Захотелось сказать Николаю что-нибудь теплое, ободряющее, но не мог произнести слова, комок застрял в горле.
– Ну как, – нарушил молчание Кравчинский, – хороший шрифт?
– Отменный, – Николай стоял, держа в руке блестящие литеры. – Теперь можно печатать. Я не подведу. Вы там тоже не дремлите.
– Не беспокойся, не заснем. Скорее других разбудим!
Ответ Кравчинского Лопатин вспоминал назавтра.
В третий час пополудни он попал на Михайловскую площадь. В высоком небе громоздились, как горы, белые августовские облака, изредка заслоняя солнце, а внизу, в городе, дышали теплом железные крыши, камни мостовой, старые стены домов. По площади вдоль и поперек сновали люди. Подзывали к себе мальчишек, продающих холодную воду из ведер. Было жарко. Под лепным карнизом здания, построенного знаменитым Росси, висел в люльке маляр и, не обращая внимания ни на суету пешеходов, ни на палящее солнце, тянул тонким голосом какую-то зябкую одинокую песню.
Лопатин поманил мальчугана, заплатил грош – медные полкопейки – и досыта напился студеной воды.
Хорошо бы сейчас куда-нибудь в тень, под дерево, на берег речки. Да не одному, а с Бруно, с Зиной… Лечь на траву, снять сюртук. Бруно заберется на грудь и станет изображать из себя то разбойника, то наездника… Они с Зиной сейчас где-нибудь в Тюильри, гуляют, хохочут. Там благодать, свобода…
Но лучше не туда, не во Францию, а к нам, в деревню…
Лопатин невольно прислушивался к песне маляра: что-то до боли знакомое, грустное…
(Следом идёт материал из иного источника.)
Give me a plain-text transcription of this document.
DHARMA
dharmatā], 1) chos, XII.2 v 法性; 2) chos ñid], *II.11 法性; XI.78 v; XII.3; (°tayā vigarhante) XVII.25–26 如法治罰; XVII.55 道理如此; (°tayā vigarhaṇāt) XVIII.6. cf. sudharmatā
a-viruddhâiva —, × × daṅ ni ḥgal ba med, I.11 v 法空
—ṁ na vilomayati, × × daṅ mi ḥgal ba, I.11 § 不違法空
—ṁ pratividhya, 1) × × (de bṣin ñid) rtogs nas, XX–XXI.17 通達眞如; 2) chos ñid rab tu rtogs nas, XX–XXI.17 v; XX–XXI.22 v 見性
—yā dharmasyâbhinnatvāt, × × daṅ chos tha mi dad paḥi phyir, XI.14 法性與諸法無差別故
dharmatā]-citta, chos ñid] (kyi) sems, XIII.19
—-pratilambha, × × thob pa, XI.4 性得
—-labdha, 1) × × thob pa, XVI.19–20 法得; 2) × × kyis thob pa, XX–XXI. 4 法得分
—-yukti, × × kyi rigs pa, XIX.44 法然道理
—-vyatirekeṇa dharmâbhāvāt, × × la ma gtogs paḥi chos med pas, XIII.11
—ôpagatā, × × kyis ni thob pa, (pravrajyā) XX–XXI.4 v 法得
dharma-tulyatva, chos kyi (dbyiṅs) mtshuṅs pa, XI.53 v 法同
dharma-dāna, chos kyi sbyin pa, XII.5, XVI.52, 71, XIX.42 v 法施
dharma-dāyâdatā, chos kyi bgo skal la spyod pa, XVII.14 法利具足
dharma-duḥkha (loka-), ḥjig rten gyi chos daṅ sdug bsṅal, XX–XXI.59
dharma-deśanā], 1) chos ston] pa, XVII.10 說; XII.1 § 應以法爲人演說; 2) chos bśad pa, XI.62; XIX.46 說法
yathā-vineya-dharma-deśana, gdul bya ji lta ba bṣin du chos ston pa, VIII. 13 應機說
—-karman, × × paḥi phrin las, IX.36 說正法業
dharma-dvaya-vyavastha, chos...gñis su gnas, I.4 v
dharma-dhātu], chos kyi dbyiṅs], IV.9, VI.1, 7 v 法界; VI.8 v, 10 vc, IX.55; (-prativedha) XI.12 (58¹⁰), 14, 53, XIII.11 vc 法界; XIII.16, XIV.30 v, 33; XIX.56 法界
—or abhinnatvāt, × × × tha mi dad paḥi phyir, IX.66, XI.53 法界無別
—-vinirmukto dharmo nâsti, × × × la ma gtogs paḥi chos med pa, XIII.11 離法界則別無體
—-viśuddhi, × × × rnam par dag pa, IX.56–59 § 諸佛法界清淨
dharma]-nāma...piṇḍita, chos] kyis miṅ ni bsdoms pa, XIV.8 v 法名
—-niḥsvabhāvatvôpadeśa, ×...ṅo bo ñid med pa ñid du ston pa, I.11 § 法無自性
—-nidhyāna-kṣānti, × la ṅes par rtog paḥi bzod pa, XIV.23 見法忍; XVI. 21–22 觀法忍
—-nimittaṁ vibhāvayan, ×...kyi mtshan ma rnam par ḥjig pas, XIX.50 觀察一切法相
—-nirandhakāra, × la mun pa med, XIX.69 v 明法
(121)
В деревне сейчас и воздух другой. В городе жарко, парит. Перед грозой будто, хотя по небу незаметно, – облака чистые. А воздух все же застоявшийся. Летом в Питере всегда так. Тяжело.
Из дверей дворянского собрания, в нескольких шагах от Лопатина, вышли на тротуар генерал и полковник.
На обоих жандармские мундиры. Оба плотные, довольные, уверенные.
Полковник, выше ростом и покрепче в плечах, что-то рассказывал генералу, почтительно наклоняясь к его уху.
Лицо у полковника красное, сытое – в дворянском собрании, надо полагать, только что плотно пообедал и выпил.
Генерал благосклонно слушал, заложив за спину руки с перчатками.
Лопатин шел сзади, с любопытством рассматривая их. Не потому, что редко встречал жандармов, а потому, что эти двое выделялись особенным спокойствием и полным безразличием к тому, что происходило вокруг. Они шли так, словно тротуар пустовал. Прохожие должны были огибать их. Они чувствовали себя хозяевами, даже больше – владыками.
Лопатин видел затылок генерала, но очень хорошо представлял, как он глядит перед собой холодным, скользящим мимо людей, пустым взглядом. Он наверняка не позволил себе заметить высокого чернобородого человека, который быстрыми шагами шел навстречу.
«Откуда он взялся? – мелькнуло у Лопатина. – Только что его не было впереди на панели».